Fifteen agreements were reached at the summit, including the Multilateral Social Security Convention, which will permit nearly 6 million migrant workers in Latin America,Portugal and Spain to transfer social security benefits between their countries. The leaders also called on the United States to end its four-decade economic blockage against Cuba.

The theme of this year’s meeting was “social cohesion”, to which President Evo Morales challenged fellow leaders to begin with “presidential cohesion” by joining together under a new economic model.

Speaking before the heads of state on Saturday, the Bolivian president called on governments to create a new economic model that rejects the neo-liberal system.

Morales recalled his country’s favorable economic situation since nationalizing its hydrocarbon sector. He identified new governmental programs made possible with Bolivia's new found wealth, including the "Juancito Pinto" for school-aged children, the “Dignity” pension for elderly Bolivians, as well as the Productive Development Bank (BDP) to grant low interest, micro-credit loans.

"Everything comes through nationalization, the modification of the Hydrocarbons Law. If that's [our] experience, we must abandon the neo-liberal model," reiterated Morales.

In line with Morales’ call for abandoning the neo-liberal model and the meeting’s theme of social cohesion, Presidents Hugo Chavez of Venezuela, Rafael Correa of Ecuador, and Cuban Vice President Carlos Lage indicated the impossibility of imagining social cohesion under U.S.-style capitalism, as all three condemned imperialism.

At the beginning of the summit, Chavez - whose speech exceeded the five-minute limit by 21 minutes - proposed a discussion of “transformation towards a just society, towards social justice,"; an idea he believed more useful than "social cohesion".

Yet, the summit’s diplomatic tone took a severe turn on Saturday when President Chavez called former Spanish Prime Minister Jose Maria Aznar a "fascist". Aznar, a conservative and close ally of President George W. Bush, backed the US-led war in Iraq.

The outburst came during the speech of Spain’s current prime ministe, José Luis Rodriguez Zapatero, who defended the former prime minister by stating that Aznar was “democratically elected by the Spanish people and was a legitimate representative of the Spanish people."

Despite his microphone being turned off, Chavez repeatedly tried to interrupt Zapatero, until Spain’s King Juan Carlos leaned forward, pointing his finger at Chavez and said, "Why don't you shut up?"

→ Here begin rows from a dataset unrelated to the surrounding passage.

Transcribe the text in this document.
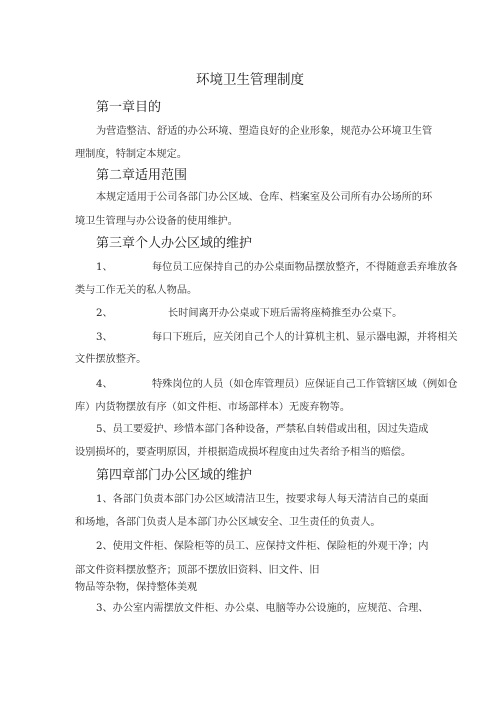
环境卫生管理制度
第一章目的
为营造整洁、舒适的办公环境、塑造良好的企业形象，规范办公环境卫生管
理制度，特制定本规定。
第二章适用范围
本规定适用于公司各部门办公区域、仓库、档案室及公司所有办公场所的环
境卫生管理与办公设备的使用维护。
第三章个人办公区域的维护
1、	每位员工应保持自己的办公桌面物品摆放整齐，不得随意丢弃堆放各
类与工作无关的私人物品。
2、	长时间离开办公桌或下班后需将座椅推至办公桌下。
3、	每口下班后，应关闭自己个人的计算机主机、显示器电源，并将相关
文件摆放整齐。
4、	特殊岗位的人员（如仓库管理员）应保证自己工作管辖区域（例如仓
库）内货物摆放有序（如文件柜、市场部样本）无废弃物等。
5、员工要爱护、珍惜本部门各种设备，严禁私自转借或出租，因过失造成
设别损坏的，要查明原因，并根据造成损坏程度由过失者给予相当的赔偿。
第四章部门办公区域的维护
1、各部门负责本部门办公区域清洁卫生，按要求每人每天清洁自己的桌面
和场地，各部门负责人是本部门办公区域安全、卫生责任的负责人。
2、使用文件柜、保险柜等的员工、应保持文件柜、保险柜的外观干净；内
部文件资料摆放整齐；顶部不摆放旧资料、旧文件、旧
物品等杂物，保持整体美观
3、办公室内需摆放文件柜、办公桌、电脑等办公设施的，应规范、合理、
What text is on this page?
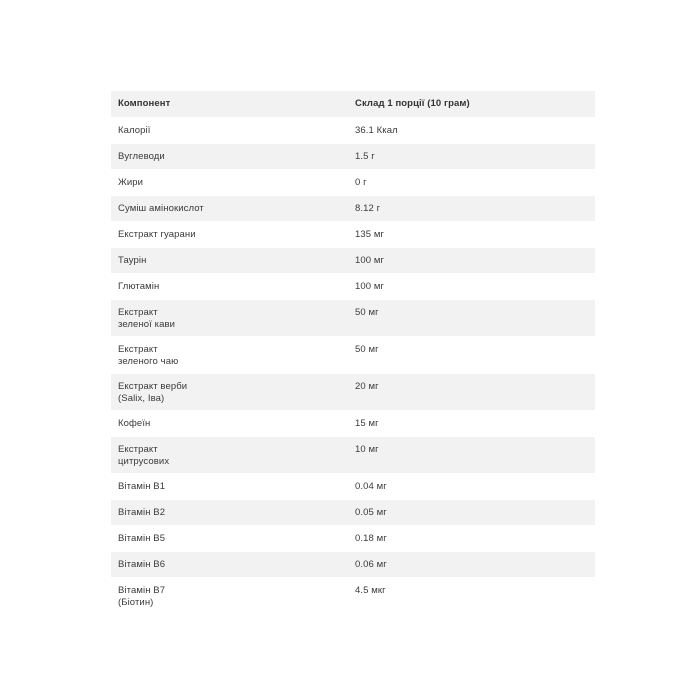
Компонент	Склад 1 порції (10 грам)

Калорії	36.1 Ккал

Вуглеводи	1.5 г

Жири	0 г

Суміш амінокислот	8.12 г

Екстракт гуарани	135 мг

Таурін	100 мг

Глютамін	100 мг

Екстракт
зеленої кави	50 мг

Екстракт
зеленого чаю	50 мг

Екстракт верби
(Salix, Іва)	20 мг

Кофеїн	15 мг

Екстракт
цитрусових	10 мг

Вітамін В1	0.04 мг

Вітамін В2	0.05 мг

Вітамін В5	0.18 мг

Вітамін В6	0.06 мг

Вітамін В7
(Біотин)	4.5 мкг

When Nicaragua’s President Ortega joined in, criticizing the Spanish embassy for interfering in Nicaraguan politics, King Carlos stood up and left the summit leaving Chilean president, Michelle Bachelet, to intervene and restore order.

King Juan Carlos, a descendant of Queen Victoria of the United Kingdom, Louis XIV of France and Emperor Charles V, was named heir to the throne by dictator Francisco Franco, who skipped a generation to name the prince his personal successor.

Some 79 million people, or 14.7 percent of the population within Latin America, live in extreme poverty, according to the UN Economic Commission for Latin America and the Caribbean. Spain’s per capita income is $27,950.

The annual summit has been organized by the Ibero-American Community of Nations since 1991. The next summit will be held in El Salvador.